As AI agent tools like Anthropic's Claude Cowork and OpenClaw, capable of autonomous task execution, are set to proliferate around 2026, this wave of AI agents is sweeping the globe. The bottleneck in AI computing architecture is shifting from GPUs centered on matrix multiplication throughput to "full-stack AI systems driven by AI agents." In this shift of the AI narrative, data center CPUs and memory chips could be the biggest beneficiaries. In other words, the AI computing bull market is expanding from "computing systems around AI GPU/ASIC chips" to central processors and the "data storage foundation."
Amid this so-called "memory chip supercycle" driven by unprecedented AI infrastructure investment, South Korea's two memory chip giants, Samsung Electronics and SK Hynix—super-heavyweights that together account for nearly 50% of the Kospi Composite Index—are the strongest engines attracting global capital and the core driver behind the South Korean stock market's record highs and outperformance. The Kospi has surged approximately 100% year-to-date in 2026, surpassing its wild 76% gain from last year when it led global markets. Notably, it achieved this in less than six months of 2026.
The wage dynamics at Samsung and SK Hynix could be a key trigger for South Korea's inflation chain. Samsung's chip division reached an agreement with its union: all chip employees will receive a regular cash bonus equivalent to 50% of their annual salary, plus a special bonus pool set at 10.5% of the semiconductor business's operating profit, distributed in stock. For example, a memory chip employee with a base annual salary of 80 million won could receive total bonuses of around 626 million won this year.

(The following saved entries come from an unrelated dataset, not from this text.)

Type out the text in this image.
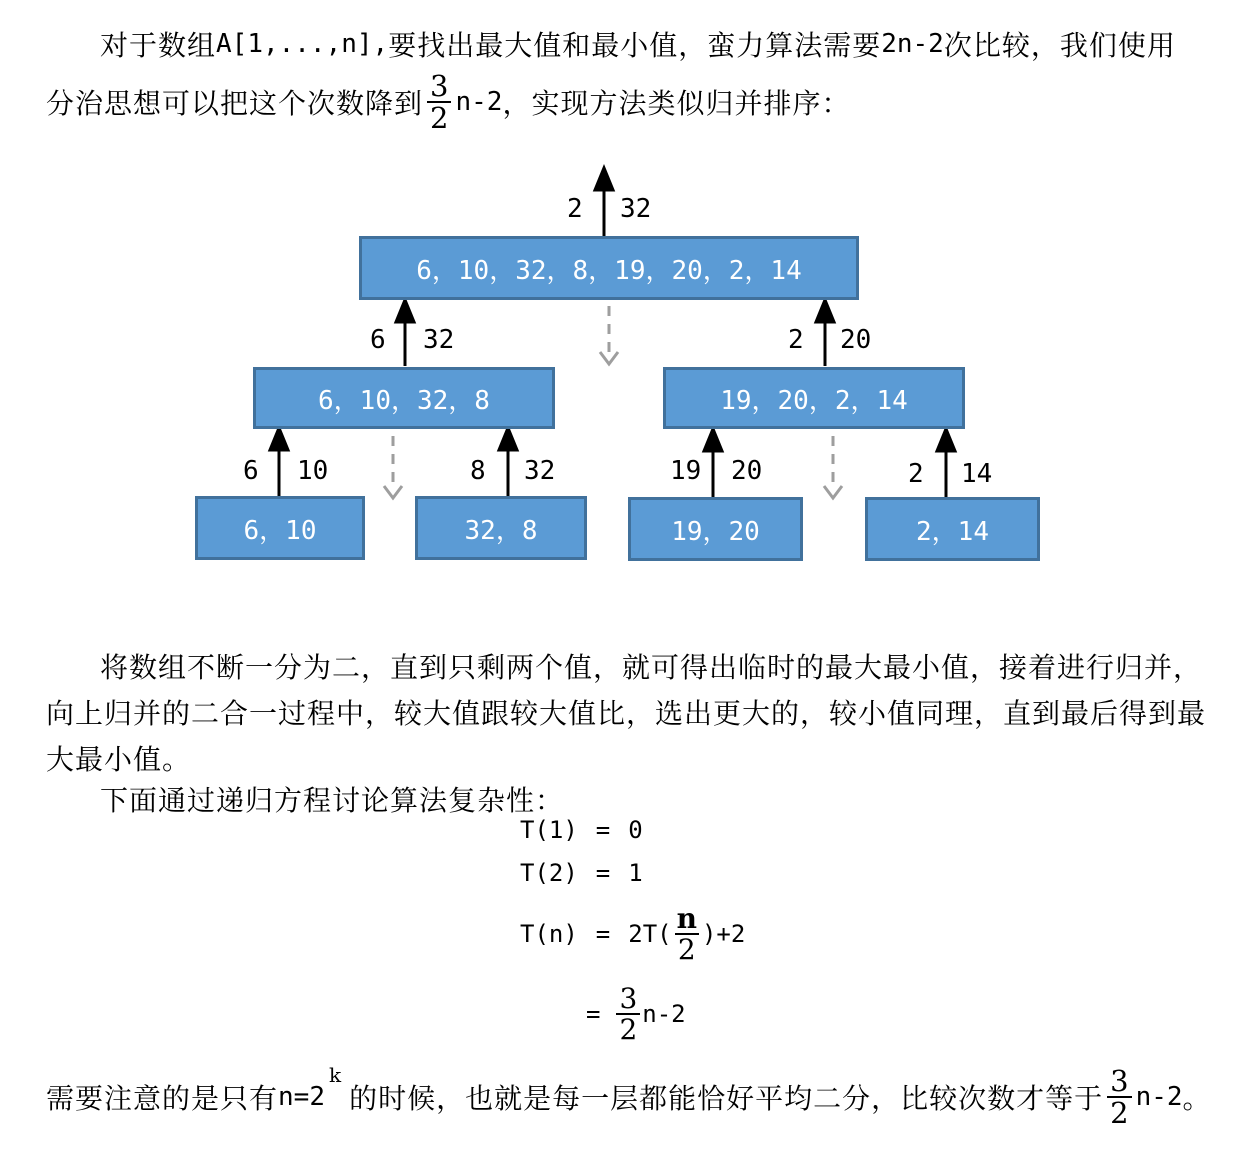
对于数组 A[1,...,n], 要找出最大值和最小值，蛮力算法需要 2n-2 次比较，我们使用
分治思想可以把这个次数降到 $\frac{3}{2} n-2$ ，实现方法类似归并排序：
2 32
6 32	2 20
6 10	8 32	19 20	2 14
6，10，32，8，19，20，2，14
6，10，32，8	19，20，2，14
6，10	32，8	19，20	2，14
将数组不断一分为二，直到只剩两个值，就可得出临时的最大最小值，接着进行归并，
向上归并的二合一过程中，较大值跟较大值比，选出更大的，较小值同理，直到最后得到最
大最小值。
下面通过递归方程讨论算法复杂性：
T(1) = 0
T(2) = 1
$T(n) = 2T( \frac{n}{2} )+2$
= $\frac{3}{2} n-2$
需要注意的是只有 n=2
k
的时候，也就是每一层都能恰好平均二分，比较次数才等于 $\frac{3}{2} n-2$ 。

Meanwhile, SK Hynix has previously removed its bonus cap and pledged to allocate a full 10% of its annual operating profit to a performance bonus pool for the next decade. Reuters estimates that if its operating profit reaches 250 trillion won this year, employee bonuses could exceed 700 million won.
The macroeconomic risk is that these massive profit-linked bonuses could reinforce the BOK's hawkish constraints through three channels: First, the cash and salable stock boost household liquidity, which is more likely to flow into stocks and real estate than general consumption. Second, increased home-buying capacity among high-income chip engineers could amplify multiplier effects on down payments, mortgages, and asset-based borrowing. Third, the profit-sharing mechanisms at SK Hynix and Samsung are becoming benchmarks for wage negotiations across South Korean industries. Unions at companies like Samsung Biologics, LG U+, and Kakao have already submitted profit-sharing demands ranging from 10% to 30%, suggesting the "AI dividend" from the semiconductor sector could spread into broader wage rigidity and service sector inflation pressures.